Résumé de la décision
M. A a déposé une requête le 26 mars 2024 auprès du juge des référés pour demander la suspension de la décision du ministre du travail qui annulait la décision de l'inspecteur du travail refusant son licenciement. Le juge des référés, M. Ouardes, a rejeté la requête de M. A en raison de son irrecevabilité, car il n'a pas respecté l'obligation de joindre une copie de la requête en annulation, qui est une condition préalable pour la suspension d'une décision administrative.
Arguments pertinents
1. Irrecevabilité de la requête : Le juge a souligné que M. A n'a pas respecté l'exigence de l'article R. 522-1 du code de justice administrative, qui stipule que les conclusions tendant à la suspension d'une décision administrative doivent être accompagnées d'une copie de la requête en annulation. En l'absence de cette pièce, la demande est déclarée irrecevable.
> "A peine d'irrecevabilité, les conclusions tendant à la suspension d'une décision administrative ou de certains de ses effets doivent être présentées par requête distincte de la requête à fin d'annulation ou de réformation et accompagnées d'une copie de cette dernière." (Code de justice administrative - Article R. 522-1)

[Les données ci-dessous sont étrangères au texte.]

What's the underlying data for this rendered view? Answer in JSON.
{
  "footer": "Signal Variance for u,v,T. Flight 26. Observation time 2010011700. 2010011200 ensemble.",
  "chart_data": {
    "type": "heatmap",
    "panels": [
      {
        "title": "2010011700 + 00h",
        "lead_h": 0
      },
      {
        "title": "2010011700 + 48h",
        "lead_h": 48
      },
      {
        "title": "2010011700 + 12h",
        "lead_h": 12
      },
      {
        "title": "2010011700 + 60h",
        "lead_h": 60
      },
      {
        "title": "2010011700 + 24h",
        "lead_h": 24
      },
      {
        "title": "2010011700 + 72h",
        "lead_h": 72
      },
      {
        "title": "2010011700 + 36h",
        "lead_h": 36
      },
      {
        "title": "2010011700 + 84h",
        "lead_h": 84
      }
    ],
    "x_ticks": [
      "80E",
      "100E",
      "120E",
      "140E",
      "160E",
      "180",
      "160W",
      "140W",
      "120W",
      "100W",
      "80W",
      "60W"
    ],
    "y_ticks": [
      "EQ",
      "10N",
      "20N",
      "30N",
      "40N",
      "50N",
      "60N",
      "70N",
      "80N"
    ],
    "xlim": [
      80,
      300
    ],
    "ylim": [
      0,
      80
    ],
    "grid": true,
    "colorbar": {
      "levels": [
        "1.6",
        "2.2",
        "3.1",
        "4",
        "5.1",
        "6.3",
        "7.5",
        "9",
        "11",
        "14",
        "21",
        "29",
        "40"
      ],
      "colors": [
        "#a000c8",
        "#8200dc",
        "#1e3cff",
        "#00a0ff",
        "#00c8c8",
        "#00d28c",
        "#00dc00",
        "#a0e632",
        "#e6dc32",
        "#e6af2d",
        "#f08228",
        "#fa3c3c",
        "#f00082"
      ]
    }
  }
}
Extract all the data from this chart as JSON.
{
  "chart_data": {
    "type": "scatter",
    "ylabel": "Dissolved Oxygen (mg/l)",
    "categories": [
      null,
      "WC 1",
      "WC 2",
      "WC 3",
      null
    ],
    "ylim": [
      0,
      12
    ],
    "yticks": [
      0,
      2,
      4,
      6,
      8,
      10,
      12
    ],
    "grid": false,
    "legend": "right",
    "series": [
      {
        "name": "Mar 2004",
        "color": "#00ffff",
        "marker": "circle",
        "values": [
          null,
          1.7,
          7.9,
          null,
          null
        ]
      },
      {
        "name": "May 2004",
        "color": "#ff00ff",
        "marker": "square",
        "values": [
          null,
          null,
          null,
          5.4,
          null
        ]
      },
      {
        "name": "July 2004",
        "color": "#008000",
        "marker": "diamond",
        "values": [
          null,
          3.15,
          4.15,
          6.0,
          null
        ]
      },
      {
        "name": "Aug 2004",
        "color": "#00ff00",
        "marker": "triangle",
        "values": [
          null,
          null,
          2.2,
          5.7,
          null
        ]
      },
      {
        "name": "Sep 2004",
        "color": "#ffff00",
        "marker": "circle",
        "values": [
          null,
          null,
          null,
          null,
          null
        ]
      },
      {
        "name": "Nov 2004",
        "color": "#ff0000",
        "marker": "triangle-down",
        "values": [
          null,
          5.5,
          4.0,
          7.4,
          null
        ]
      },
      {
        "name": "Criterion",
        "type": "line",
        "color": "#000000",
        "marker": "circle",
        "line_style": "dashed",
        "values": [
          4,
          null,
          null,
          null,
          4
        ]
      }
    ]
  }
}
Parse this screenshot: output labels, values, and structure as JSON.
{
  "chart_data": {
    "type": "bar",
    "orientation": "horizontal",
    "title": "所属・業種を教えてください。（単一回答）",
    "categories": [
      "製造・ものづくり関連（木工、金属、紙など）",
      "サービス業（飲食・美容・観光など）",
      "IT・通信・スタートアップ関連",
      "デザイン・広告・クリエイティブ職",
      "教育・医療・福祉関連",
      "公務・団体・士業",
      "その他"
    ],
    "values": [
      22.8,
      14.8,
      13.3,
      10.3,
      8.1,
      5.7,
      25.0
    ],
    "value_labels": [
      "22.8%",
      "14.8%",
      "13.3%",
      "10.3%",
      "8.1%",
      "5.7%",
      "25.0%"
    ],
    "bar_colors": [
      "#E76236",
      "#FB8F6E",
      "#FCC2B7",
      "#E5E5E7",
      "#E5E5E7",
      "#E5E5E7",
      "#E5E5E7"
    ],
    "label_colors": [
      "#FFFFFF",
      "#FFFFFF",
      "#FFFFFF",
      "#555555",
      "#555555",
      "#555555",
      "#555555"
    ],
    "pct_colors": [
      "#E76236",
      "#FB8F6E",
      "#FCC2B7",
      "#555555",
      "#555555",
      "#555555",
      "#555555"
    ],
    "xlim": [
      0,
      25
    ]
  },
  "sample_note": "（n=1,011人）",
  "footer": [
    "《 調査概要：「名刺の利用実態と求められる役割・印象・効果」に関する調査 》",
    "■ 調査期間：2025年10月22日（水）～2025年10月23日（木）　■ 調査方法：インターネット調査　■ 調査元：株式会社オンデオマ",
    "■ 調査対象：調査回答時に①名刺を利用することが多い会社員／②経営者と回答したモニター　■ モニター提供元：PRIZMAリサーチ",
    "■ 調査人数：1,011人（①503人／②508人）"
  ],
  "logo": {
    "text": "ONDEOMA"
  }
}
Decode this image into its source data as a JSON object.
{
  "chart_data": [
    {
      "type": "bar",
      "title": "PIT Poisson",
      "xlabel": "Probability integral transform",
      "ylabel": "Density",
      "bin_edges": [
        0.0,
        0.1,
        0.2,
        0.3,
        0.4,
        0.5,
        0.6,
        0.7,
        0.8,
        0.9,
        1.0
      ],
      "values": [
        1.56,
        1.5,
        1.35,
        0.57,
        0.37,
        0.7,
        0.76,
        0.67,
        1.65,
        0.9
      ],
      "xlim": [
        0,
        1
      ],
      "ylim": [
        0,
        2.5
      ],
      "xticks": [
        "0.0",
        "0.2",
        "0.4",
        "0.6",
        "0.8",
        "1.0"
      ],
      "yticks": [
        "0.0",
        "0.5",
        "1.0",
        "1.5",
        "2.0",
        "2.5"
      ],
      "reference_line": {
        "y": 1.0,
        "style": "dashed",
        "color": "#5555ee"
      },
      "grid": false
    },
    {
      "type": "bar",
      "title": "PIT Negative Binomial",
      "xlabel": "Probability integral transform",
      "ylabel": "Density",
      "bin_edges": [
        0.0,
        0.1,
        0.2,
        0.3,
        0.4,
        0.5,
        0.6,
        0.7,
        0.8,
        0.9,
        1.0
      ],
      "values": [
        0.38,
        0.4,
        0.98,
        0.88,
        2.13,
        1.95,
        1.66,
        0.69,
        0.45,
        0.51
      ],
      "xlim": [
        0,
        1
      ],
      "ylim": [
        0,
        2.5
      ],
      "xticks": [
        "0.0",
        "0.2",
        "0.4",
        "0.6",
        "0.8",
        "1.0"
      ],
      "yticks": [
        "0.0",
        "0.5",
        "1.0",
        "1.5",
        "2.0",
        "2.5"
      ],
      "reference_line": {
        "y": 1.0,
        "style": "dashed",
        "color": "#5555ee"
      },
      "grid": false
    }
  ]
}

2. Absence de requête en annulation : Le juge a également noté que M. A ne soutenait même pas avoir formé une requête en annulation, ce qui renforce l'irrecevabilité de sa demande de suspension.
> "Par suite, ses conclusions doivent être rejetées comme irrecevables par application de l'article L. 522-3 du code de justice administrative."
Interprétations et citations légales
1. Article L. 521-1 : Cet article permet au juge des référés de suspendre l'exécution d'une décision administrative lorsque l'urgence le justifie et qu'il existe un doute sérieux quant à la légalité de la décision. Cependant, pour que cette procédure soit engagée, il est impératif que la demande soit correctement formulée et accompagnée des documents requis.
> "Quand une décision administrative, même de rejet, fait l'objet d'une requête en annulation ou en réformation, le juge des référés, saisi d'une demande en ce sens, peut ordonner la suspension de l'exécution de cette décision, ou de certains de ses effets, lorsque l'urgence le justifie et qu'il est fait état d'un moyen propre à créer, en l'état de l'instruction, un doute sérieux quant à la légalité de la décision." (Code de justice administrative - Article L. 521-1)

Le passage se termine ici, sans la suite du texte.